In its torment, it looked up and saw Abraham far away with the beggar by his side. The Lucky Country called out to Abraham, ‘Father, have pity on me and send the beggar to dip the tip of his finger in water and cool my tongue, because I am in agony in this torment.’
But Abraham replied, ‘Remember, in your lifetime you received many good things: freedom, prosperity, comfort; while this poor beggar received bad things: political oppression, poverty, abandonment. Now he is comforted here and you are in agony.
‘And besides all this, between us and you a great chasm has been set in place, so that those who want to go from here to you cannot, nor can anyone cross over from there to us.’
The Lucky Country answered, ‘Then I beg you, Abraham, send the beggar to my family, for I have 22 million brothers and sisters. Let him warn them, so that they will not also come to this place of torment.’
Abraham replied, ‘They hear the stories, they hear the cries, they even hear the Word; let them listen to these.’
‘No, father Abraham,’ said the Lucky Country, ‘but if someone from the dead goes to them, they will change their minds and hearts.’
Abraham said to the Lucky Country, ‘If they do not listen to all that is before them, they will not be convinced even if their Christ, who has Risen from the dead, speaks to them.’
(Adapted from Luke 16:19-31)
Of course, as a nation, we cannot simply say, “Everyone welcome, no matter what.” We do need an orderly migration process. We do have a moral responsibility to bankrupt the people-smuggling trade. We do need to make some tough calls. But we also need to ensure that the response to the ‘Lazaruses’ at our feet is not shaped by silly slogans and a kind of small-minded nationalism.

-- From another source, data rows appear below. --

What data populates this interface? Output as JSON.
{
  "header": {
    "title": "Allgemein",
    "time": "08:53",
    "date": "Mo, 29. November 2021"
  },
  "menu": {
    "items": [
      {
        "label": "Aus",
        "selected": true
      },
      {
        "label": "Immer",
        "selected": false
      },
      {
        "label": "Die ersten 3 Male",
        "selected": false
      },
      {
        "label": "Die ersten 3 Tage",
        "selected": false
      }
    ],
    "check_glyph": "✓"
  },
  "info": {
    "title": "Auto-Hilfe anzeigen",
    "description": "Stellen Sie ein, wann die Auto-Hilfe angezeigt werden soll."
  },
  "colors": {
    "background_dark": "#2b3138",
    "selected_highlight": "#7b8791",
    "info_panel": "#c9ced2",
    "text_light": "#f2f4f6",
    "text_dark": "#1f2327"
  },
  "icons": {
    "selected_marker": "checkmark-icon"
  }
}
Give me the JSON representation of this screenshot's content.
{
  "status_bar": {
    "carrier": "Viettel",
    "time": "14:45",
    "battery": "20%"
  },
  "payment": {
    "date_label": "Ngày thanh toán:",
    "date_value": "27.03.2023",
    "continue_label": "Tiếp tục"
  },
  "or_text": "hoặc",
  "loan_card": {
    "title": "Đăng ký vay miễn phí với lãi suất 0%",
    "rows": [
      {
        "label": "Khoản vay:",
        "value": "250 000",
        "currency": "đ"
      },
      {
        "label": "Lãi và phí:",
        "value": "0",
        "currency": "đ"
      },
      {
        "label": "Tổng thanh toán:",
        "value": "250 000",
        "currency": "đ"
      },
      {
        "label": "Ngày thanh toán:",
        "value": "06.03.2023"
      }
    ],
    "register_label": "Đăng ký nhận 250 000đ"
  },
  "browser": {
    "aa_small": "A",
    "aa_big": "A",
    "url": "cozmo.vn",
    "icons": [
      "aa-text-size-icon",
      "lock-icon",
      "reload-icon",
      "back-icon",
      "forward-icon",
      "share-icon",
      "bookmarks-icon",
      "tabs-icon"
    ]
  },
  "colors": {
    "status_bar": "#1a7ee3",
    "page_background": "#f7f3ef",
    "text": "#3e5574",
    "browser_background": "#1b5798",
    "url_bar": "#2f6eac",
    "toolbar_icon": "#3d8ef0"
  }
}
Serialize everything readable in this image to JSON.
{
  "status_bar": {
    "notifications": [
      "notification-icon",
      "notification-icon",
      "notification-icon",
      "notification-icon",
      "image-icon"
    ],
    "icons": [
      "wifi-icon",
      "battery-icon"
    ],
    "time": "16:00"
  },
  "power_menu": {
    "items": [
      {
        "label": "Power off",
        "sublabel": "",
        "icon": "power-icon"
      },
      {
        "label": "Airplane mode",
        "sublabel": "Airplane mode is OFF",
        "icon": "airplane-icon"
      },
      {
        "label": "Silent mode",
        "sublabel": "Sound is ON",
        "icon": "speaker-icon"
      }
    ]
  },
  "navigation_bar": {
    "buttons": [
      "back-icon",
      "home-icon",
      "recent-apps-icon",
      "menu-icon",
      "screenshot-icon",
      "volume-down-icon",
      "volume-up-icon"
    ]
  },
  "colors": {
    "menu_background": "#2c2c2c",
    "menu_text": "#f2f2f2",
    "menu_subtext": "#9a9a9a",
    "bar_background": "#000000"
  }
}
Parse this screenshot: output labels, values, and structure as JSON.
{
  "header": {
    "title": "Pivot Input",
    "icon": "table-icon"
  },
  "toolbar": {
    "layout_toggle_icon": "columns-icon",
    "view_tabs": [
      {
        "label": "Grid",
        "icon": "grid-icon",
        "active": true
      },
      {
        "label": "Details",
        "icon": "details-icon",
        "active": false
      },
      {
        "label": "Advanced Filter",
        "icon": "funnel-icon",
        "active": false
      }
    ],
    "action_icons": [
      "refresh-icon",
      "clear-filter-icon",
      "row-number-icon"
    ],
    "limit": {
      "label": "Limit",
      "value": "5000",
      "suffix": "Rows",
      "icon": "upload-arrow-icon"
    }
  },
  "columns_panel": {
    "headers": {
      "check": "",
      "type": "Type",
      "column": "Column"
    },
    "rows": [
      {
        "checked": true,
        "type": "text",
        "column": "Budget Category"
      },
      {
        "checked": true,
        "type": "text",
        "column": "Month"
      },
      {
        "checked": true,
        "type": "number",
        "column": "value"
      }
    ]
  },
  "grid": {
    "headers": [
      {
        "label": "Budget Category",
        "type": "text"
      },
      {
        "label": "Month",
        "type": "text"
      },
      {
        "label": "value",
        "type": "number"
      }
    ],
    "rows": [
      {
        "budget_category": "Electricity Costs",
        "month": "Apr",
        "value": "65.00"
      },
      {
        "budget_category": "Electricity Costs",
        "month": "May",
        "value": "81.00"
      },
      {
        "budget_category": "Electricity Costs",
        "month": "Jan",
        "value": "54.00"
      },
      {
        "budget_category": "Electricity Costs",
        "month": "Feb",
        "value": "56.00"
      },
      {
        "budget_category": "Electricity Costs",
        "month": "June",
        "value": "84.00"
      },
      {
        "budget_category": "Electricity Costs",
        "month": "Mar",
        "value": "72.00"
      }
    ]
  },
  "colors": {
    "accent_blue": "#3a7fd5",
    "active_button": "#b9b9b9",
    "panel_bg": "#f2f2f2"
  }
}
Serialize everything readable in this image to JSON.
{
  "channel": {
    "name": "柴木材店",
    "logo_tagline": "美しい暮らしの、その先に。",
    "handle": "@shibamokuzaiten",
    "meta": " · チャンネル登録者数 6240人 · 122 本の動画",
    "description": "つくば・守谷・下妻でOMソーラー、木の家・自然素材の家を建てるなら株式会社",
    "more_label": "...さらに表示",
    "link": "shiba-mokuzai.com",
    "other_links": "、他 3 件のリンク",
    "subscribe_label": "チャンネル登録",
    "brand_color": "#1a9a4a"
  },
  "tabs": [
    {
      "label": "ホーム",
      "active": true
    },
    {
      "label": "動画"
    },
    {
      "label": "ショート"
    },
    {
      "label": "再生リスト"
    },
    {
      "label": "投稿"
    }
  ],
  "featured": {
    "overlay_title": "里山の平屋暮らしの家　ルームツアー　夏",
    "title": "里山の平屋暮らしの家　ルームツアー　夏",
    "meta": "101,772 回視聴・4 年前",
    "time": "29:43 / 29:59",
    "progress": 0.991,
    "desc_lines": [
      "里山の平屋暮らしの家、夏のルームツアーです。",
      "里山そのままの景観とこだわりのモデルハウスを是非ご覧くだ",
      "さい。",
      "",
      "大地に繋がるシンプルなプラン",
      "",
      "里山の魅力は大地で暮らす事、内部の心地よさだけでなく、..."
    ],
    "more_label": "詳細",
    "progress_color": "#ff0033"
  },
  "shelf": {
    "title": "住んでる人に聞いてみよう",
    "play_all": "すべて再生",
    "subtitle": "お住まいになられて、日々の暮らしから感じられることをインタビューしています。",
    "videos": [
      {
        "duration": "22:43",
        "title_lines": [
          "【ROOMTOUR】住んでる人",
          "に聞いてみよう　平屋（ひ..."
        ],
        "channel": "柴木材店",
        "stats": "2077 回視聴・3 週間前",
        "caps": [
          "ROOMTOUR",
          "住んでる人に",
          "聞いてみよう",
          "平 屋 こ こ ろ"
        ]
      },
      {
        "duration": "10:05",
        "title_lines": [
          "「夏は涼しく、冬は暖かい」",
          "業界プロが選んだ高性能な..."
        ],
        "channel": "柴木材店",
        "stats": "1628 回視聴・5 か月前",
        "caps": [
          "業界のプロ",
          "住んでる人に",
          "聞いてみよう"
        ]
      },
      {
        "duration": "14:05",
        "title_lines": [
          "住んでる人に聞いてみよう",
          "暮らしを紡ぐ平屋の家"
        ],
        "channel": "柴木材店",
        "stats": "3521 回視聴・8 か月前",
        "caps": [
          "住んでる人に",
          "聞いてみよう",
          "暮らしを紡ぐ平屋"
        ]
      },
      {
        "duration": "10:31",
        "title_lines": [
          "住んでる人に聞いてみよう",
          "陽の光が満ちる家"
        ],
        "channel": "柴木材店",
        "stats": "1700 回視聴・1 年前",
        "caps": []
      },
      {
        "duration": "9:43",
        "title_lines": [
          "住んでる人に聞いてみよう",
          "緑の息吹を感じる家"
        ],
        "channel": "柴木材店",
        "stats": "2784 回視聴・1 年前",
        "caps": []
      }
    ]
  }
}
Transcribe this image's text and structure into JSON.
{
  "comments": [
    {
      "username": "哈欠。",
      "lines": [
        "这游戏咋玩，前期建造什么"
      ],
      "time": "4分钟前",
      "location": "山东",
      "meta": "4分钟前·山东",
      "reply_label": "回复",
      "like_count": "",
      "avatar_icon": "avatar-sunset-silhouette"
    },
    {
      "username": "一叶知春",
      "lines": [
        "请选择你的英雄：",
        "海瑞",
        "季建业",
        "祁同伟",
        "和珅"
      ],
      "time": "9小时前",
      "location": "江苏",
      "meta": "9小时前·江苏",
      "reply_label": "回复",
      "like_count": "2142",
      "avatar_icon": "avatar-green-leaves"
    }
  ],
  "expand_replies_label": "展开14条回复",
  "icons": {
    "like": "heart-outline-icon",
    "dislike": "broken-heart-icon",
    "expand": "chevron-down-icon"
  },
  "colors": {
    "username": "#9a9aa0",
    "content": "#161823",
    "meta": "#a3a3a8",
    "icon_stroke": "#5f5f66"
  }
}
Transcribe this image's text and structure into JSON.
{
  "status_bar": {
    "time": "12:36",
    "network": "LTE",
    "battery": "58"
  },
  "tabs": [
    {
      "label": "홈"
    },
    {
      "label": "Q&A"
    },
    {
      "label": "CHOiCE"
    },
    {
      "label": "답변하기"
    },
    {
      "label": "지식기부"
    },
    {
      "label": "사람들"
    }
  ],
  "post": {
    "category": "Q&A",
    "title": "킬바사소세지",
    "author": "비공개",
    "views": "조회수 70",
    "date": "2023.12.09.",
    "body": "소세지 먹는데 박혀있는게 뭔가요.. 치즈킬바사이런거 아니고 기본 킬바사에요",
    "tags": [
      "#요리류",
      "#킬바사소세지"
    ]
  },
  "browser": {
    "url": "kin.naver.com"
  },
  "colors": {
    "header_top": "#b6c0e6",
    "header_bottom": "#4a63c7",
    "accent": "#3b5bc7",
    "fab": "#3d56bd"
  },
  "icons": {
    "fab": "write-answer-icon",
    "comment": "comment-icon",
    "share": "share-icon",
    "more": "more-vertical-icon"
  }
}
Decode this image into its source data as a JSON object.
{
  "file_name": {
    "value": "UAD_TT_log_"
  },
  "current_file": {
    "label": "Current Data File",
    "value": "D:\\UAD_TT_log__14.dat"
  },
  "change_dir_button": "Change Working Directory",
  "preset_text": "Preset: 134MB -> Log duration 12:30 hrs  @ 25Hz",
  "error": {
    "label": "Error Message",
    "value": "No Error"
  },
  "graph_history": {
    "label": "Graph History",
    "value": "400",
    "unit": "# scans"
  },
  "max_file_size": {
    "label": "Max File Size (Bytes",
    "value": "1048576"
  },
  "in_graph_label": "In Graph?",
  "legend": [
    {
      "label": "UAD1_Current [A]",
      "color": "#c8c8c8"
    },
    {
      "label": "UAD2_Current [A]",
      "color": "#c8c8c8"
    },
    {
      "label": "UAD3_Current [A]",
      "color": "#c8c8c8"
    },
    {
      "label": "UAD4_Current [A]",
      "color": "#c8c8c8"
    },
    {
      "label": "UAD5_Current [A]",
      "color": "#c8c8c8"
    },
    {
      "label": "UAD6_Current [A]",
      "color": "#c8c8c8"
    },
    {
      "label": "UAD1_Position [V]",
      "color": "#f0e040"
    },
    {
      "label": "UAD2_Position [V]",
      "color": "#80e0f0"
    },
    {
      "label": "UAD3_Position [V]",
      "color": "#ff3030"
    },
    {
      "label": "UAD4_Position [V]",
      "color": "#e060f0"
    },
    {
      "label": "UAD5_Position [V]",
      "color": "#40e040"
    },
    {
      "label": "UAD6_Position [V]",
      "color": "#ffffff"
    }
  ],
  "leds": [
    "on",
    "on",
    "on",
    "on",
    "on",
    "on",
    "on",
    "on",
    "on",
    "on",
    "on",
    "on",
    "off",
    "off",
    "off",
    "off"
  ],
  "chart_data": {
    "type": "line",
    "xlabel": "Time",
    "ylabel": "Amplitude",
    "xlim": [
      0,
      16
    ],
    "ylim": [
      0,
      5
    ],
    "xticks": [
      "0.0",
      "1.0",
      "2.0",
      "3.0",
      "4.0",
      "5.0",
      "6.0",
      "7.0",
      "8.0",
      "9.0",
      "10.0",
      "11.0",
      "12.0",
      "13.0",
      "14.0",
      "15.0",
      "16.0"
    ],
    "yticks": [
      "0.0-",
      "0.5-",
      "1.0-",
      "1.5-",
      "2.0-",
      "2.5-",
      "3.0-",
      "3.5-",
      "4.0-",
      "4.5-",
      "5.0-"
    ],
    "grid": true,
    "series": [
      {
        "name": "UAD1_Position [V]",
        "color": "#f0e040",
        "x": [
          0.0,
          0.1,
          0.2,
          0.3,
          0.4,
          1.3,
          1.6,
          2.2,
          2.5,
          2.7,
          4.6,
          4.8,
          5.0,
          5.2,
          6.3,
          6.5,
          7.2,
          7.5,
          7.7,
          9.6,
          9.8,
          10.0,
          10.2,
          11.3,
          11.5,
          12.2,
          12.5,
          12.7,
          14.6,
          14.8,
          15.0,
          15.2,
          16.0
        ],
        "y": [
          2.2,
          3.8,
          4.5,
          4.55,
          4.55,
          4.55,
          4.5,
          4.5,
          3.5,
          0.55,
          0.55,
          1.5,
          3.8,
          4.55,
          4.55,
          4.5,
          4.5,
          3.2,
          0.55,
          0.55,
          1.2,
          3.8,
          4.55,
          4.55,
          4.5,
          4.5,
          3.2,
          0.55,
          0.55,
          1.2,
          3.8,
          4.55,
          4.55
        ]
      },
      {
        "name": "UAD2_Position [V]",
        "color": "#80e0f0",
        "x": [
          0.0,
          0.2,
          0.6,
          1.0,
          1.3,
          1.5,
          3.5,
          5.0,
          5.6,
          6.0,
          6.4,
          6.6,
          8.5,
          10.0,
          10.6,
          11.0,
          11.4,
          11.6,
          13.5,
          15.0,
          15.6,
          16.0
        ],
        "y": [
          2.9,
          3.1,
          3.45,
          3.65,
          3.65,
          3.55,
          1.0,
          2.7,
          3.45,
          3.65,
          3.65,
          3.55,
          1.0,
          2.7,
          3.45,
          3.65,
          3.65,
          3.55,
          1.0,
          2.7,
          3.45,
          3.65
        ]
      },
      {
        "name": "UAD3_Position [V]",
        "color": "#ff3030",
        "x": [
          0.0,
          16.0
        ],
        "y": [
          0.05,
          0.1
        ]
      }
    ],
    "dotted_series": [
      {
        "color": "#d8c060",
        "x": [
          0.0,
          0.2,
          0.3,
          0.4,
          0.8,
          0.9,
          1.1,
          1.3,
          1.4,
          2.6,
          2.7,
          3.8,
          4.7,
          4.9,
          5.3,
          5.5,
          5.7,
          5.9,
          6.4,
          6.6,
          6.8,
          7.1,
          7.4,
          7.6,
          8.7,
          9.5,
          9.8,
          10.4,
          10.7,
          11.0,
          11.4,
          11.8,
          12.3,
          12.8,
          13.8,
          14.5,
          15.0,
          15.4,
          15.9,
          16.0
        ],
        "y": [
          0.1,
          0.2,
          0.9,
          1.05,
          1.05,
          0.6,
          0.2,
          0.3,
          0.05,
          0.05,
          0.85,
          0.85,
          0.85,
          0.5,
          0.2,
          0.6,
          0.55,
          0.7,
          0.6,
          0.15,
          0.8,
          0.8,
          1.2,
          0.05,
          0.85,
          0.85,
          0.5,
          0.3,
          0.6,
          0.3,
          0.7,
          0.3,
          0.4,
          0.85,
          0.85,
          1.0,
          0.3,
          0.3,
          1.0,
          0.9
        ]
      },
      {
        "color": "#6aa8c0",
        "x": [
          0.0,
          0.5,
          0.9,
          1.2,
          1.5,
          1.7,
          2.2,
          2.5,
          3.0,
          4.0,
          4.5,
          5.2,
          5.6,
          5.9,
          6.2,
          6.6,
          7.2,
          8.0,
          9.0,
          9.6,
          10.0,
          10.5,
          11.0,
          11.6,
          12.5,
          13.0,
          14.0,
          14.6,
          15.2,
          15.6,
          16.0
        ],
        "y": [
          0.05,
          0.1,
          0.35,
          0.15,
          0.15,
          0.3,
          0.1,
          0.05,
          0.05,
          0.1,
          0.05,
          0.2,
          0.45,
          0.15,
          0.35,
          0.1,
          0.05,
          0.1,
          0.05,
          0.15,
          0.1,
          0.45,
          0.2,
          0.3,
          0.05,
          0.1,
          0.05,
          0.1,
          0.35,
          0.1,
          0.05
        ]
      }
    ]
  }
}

And, while some have tried, none of us is in a position to take the moral high ground either. This is too complex an issue to be hijacked by the self-righteous.
We are mostly a generous nation. We are mostly a fair nation. We are a Lucky nation. It behoves us, then, to reflect deeply, and humbly, about our obligations to the ‘beggars’ at our feet.
It prompts the question: Can I forgo a little personal comfort in order to comfort someone else?
Fr Peter Day is the Parish Priest, Corpus Christi, Archdiocese of Canberra and Goulburn.